JONESBORO Deck the park with boughs of holly.
But, if no holly is available, then Santa in an inner tube and a snowman on a bicycle will suffice.
Fresh off hosting filming for the “Hunger Games” sequel, Clayton County International Park is about to be lit up for the holidays.
“Our Festival of Trees and Lights is due to open next Friday,” said Clayton County Parks and Recreation Director Detrick Stanford.
This year will mark the 10th annual Festival of Trees and Lights that the county’s recreation department has put on in partnership with family abuse shelter Rainbow House. The festival, a Rainbow House fundraiser which takes places at Clayton County International Park, 2300 Ga. Hwy. 138, Jonesboro, will begin with an opening ceremony at 6 p.m. Nov. 30. It will continue each weekend until Dec. 16.
The costs are $7 per car, $10 per van and $20 per bus.
Recreation department employees are currently setting up holiday light displays throughout International Park to get ready for the festival, which is largely an opportunity for families to see a lot of Christmas lights in one central location. The display is available for viewing from 6 p.m. until 9:30 p.m.

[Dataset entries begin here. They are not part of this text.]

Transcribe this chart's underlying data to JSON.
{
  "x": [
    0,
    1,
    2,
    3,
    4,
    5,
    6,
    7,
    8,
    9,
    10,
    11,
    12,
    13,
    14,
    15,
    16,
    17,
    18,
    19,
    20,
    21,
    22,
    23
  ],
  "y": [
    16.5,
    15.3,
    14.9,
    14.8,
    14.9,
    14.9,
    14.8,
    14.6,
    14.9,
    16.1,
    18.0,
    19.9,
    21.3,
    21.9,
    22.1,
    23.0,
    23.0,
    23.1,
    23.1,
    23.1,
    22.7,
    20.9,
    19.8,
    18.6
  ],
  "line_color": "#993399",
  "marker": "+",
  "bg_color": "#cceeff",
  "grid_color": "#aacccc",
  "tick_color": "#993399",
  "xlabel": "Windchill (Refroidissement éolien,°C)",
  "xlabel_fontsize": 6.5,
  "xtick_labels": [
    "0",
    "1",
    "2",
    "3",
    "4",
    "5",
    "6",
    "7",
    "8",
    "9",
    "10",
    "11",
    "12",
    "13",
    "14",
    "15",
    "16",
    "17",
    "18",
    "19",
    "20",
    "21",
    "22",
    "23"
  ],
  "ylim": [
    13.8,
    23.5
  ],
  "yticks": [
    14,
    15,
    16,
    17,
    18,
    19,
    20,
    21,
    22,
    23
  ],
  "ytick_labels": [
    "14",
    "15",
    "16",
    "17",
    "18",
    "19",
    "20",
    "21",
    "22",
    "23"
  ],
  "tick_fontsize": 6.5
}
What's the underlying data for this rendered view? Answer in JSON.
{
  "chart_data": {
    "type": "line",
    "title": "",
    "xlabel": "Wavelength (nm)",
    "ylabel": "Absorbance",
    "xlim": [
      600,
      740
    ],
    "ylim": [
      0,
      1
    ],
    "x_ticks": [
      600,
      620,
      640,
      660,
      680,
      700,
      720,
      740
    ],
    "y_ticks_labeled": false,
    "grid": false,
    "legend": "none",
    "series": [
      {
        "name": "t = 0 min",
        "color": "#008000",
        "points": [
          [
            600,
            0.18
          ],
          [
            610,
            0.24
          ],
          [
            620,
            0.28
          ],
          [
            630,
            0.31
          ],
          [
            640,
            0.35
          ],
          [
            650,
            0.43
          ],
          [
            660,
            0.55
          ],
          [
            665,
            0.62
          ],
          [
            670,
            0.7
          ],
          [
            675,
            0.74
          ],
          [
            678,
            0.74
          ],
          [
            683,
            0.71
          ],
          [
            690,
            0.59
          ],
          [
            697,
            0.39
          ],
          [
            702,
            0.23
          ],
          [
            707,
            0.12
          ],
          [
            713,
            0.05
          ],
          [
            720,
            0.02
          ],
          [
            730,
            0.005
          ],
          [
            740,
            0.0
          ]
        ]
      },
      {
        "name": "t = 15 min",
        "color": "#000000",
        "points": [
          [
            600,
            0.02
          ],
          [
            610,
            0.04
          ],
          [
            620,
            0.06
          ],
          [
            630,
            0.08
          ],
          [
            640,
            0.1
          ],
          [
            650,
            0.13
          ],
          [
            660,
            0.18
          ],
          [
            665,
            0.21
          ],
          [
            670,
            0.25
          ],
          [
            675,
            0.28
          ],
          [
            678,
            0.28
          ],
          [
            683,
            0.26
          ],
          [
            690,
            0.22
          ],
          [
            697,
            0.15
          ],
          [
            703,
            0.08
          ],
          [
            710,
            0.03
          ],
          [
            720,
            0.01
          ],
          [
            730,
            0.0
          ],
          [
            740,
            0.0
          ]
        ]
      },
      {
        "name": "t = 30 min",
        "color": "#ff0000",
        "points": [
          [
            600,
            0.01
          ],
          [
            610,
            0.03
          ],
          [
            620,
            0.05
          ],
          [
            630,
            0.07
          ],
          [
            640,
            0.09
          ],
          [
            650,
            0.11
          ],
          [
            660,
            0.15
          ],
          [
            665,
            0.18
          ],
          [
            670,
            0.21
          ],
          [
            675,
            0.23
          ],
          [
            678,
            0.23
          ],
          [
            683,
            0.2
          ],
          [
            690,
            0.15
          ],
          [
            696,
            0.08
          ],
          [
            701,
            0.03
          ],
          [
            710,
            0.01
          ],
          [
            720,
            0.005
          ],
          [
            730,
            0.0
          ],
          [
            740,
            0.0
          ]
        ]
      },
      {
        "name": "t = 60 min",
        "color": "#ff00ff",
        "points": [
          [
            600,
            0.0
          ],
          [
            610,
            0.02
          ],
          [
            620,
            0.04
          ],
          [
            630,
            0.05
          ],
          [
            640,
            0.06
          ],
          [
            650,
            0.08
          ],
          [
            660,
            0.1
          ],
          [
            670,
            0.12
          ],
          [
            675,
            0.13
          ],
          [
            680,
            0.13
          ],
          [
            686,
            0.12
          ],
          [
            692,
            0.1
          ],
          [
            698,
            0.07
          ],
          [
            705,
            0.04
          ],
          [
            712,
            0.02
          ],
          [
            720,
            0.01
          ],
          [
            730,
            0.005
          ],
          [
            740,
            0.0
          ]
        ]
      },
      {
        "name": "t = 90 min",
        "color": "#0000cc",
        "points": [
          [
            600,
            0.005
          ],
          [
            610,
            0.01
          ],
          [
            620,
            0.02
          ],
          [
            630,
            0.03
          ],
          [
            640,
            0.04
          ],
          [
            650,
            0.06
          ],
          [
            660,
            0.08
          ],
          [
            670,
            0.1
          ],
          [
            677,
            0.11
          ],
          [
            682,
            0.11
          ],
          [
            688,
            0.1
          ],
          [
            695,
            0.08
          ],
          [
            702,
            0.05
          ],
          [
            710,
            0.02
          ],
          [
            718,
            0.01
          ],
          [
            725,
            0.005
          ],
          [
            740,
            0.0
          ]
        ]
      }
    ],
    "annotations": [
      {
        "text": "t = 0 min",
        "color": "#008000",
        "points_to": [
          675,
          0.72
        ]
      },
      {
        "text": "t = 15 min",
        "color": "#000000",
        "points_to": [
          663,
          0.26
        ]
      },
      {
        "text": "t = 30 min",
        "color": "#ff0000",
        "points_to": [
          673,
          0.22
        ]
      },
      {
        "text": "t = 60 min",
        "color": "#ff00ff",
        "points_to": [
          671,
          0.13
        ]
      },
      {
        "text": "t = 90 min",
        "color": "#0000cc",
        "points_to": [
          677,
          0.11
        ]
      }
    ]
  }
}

The figures depicted in the lighted scenes can range from leaping reindeer, to elves, to Santa Claus, to snowmen.
“People can drive through and see all of the displays, and Rainbow House will have some groups performing at the Nassau Building [next to ‘The Beach’] at different times,” said Stanford. He added about two-thirds of the scenes have been changed for this year’s festival.
The annual festival was first launched in 2003, in large part because of the county’s relationship with Rainbow through then-County Commissioner Virginia Burton Gray, who has been heavily involved with the organization for years, according to Stanford.
However, while it continues to be an important fundraiser for Rainbow House, it has also proven itself to be an opportunity to draw families to the park outside its usually busy summer season.
“As we all know, the park is a seasonal facility and people primarily go there in the summer because that is when ‘The Beach’ is open,” said Stanford. “This allows them to come back during the winter and see the park in a holiday setting.”